Setelah mengetahui perbuatan Raden Said, orang itu mengatakan sebuah perumpamaan terhadap perbuatan Raden Said.
Apa yang dilakukan Raden Said ibarat mencuci pakaian yang kotor menggunakan air kencing yang hanya akan menambah kotor dan bau pakaian tersebut. Raden Said pun tercekat mendengar pernyataan orang berbaju putih tersebut.

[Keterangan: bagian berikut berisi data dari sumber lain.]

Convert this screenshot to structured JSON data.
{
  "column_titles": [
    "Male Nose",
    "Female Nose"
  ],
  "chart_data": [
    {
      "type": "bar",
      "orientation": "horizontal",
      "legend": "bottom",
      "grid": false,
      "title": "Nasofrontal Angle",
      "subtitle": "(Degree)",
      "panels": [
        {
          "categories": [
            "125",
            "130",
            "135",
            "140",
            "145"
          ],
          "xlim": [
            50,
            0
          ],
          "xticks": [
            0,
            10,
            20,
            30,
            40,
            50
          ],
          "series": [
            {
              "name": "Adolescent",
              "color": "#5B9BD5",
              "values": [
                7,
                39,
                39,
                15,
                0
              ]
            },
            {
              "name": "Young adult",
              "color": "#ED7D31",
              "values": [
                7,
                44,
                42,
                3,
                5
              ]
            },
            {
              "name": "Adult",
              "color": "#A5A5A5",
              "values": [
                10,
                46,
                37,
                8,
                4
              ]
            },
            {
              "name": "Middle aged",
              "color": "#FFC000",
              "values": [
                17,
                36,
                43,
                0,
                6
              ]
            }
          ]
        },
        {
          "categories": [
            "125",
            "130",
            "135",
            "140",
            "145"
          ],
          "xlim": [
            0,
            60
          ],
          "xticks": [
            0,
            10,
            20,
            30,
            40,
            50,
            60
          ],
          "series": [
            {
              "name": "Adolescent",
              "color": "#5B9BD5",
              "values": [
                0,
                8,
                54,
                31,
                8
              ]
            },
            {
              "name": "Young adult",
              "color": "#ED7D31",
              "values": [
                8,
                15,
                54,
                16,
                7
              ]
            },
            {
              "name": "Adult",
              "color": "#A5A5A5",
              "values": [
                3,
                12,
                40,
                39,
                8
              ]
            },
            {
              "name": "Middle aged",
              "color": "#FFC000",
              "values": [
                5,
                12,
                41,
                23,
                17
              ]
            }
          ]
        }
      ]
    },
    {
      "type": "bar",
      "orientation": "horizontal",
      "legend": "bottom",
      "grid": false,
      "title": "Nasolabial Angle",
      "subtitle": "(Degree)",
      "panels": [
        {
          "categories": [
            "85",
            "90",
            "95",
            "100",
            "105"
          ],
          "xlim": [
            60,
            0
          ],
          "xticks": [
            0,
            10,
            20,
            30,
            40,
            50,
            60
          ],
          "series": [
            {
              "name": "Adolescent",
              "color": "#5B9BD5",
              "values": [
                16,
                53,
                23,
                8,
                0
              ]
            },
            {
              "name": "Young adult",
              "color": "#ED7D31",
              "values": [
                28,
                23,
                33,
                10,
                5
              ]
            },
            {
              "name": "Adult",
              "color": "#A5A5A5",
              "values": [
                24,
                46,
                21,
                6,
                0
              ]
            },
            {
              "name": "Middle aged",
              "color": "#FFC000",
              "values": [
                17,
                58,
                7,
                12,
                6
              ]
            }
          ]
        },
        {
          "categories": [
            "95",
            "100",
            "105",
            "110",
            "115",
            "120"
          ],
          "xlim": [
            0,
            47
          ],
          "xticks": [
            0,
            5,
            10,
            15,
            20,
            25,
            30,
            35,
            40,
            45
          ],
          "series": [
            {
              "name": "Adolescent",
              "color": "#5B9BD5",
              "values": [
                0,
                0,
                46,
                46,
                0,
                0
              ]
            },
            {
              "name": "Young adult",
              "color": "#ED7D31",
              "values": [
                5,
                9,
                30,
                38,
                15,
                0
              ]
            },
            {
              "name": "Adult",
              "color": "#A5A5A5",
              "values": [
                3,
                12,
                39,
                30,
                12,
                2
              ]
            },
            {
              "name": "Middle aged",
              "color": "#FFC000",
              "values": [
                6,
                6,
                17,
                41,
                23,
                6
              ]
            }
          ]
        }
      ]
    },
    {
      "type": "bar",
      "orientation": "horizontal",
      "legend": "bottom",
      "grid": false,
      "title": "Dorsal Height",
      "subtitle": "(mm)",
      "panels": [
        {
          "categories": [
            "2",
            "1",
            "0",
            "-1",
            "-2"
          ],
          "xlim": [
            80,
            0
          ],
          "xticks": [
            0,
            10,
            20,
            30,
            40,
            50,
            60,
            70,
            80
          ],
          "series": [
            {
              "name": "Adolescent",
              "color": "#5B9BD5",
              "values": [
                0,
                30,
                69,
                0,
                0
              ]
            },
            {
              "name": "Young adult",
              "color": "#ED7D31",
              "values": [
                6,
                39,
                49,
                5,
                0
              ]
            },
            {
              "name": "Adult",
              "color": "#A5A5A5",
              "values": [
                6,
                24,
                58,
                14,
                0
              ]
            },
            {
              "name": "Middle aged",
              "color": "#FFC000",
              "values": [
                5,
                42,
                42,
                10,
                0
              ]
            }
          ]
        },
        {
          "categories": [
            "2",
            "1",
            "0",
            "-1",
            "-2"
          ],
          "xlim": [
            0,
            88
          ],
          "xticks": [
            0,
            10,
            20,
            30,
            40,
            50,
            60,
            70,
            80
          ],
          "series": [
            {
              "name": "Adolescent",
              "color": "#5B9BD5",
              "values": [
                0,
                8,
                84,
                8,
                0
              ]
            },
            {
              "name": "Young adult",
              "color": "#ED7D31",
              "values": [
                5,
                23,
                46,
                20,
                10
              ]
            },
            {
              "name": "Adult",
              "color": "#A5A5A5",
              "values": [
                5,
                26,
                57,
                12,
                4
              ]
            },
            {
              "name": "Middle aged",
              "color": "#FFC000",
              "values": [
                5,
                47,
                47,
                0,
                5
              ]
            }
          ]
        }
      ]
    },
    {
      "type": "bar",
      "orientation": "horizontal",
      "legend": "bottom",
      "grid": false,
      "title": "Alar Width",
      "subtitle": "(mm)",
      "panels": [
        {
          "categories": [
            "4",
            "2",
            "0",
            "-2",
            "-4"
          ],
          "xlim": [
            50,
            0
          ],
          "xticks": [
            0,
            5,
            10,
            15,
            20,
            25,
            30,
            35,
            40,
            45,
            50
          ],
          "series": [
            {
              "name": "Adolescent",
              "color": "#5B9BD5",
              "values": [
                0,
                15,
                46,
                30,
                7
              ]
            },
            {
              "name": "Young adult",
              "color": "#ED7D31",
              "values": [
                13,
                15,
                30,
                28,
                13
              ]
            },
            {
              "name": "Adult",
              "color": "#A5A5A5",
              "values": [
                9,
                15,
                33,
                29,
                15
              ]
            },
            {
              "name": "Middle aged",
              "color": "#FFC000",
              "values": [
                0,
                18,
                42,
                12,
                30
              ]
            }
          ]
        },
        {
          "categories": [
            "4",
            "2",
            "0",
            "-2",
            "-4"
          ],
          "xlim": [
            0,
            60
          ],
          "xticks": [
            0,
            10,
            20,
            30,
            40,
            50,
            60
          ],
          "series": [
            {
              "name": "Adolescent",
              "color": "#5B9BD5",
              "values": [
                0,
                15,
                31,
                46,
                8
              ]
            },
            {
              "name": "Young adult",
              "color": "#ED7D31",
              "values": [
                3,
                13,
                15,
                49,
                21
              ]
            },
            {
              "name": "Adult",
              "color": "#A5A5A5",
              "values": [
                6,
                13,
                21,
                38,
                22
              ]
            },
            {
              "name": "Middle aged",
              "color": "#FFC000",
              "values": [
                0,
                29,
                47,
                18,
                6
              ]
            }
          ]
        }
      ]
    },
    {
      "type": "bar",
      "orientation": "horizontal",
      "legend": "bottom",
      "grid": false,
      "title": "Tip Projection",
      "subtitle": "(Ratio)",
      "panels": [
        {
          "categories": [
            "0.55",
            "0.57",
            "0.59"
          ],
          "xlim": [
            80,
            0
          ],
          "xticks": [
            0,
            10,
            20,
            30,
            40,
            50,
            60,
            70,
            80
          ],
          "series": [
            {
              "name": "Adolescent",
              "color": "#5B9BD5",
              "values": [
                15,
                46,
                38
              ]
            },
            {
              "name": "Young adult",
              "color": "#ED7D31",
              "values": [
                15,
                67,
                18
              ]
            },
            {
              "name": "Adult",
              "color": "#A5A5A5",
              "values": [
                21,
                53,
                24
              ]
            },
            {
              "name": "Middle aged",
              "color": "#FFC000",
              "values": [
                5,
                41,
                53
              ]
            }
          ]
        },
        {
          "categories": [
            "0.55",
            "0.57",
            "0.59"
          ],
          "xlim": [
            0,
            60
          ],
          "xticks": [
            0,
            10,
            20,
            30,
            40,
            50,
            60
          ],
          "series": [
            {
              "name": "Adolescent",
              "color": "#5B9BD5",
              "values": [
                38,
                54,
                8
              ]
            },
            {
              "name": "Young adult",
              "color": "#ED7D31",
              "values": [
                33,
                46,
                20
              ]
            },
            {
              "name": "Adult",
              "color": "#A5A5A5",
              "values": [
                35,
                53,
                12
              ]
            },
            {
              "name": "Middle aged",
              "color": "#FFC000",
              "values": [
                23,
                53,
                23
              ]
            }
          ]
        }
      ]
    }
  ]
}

Raden Said pun semakin dibuat terpukau dengan keajaiban yang ditunjukkan dengan mengubah sebuah pohon aren menjadi pohon emas. Karena penasaran dan kagum, Raden Said memanjat pohon aren itu. Namun ketika hendak mengambil buahnya, tiba-tiba pohon itu rontok mengenai kepalanya. Akhirnya Beliau jatuh ke tanah dan pingsan.
Berguru kepada Sunan Bonang
Setelah bangun dari pingsan, Raden Said pun sadar bahwa orang berbaju putih itu bukan orang biasa. Sehingga timbul keinginan untuk belajar kepadanya. Akhirnya dikejarnya orang berbaju putih itu sekuat tenaga. Setelah berhasil mengejarnya ia pun menyampaikan keinginannya untuk berguru kepada orang berbaju putih itu.Kemudian diberikan sebuah syarat yaitu Raden Said diperintahkan untuk menjaga tongkat yang dibawa dan tidak boleh beranjak sebelum orang itu kembali menemuinya. Tiga tahun kemudian datanglah orang itu menemui Raden Said yang ternyata masih menjaga tongkat yang ditancapkan di pinggir kali (sungai).
Orang berbaju putih itu ternyata adalah Sunan Bonang. Kemudian Raden Said diajak pergi ke Tuban untuk diberi pelajaran agama. Sebagian orang percaya bahwa dari kisah inilah nama Sunan Kalijaga diberikan kepada Raden Said. Karena kata Kalijaga terdiri dari “kali” berarti sungai dan “jaga” berarti menjaga.
Menjadi Seorang Wali
Raden Said yang lebih dikenal dengan nama Sunan Kalijaga merupakan anak muda yang cerdas, terampil, pemberani, dan berjiwa besar. Beliau mempelajari berbagai ilmu dari gurunya antara lain ilmu filsafat, syariah, kesenian, dan sebagainya.Sebab ilmunya yang luas, Sunan Kalijaga dikenal oleh masyarakat sebagai orang piawai dalam mengatasi berbagai permasalahan yang dihadapi masyarakat. Ditambah Beliau juga ahli dalam bidang sastra dan mampu membuat syair-syair jawa yang indah.
Dikarenakan ilmu-ilmu yang Beliau kuasai dan kepribadiannya itu, membuat Sunan Kalijaga termasuk sebagai salah satu “Walisongo” yang bergerak dibawah perintah Sultan Patah di Demak. Beliau diberikan tugas untuk berdakwah di wilayah-wilayah pedalaman yang rawan rawan kejahatan.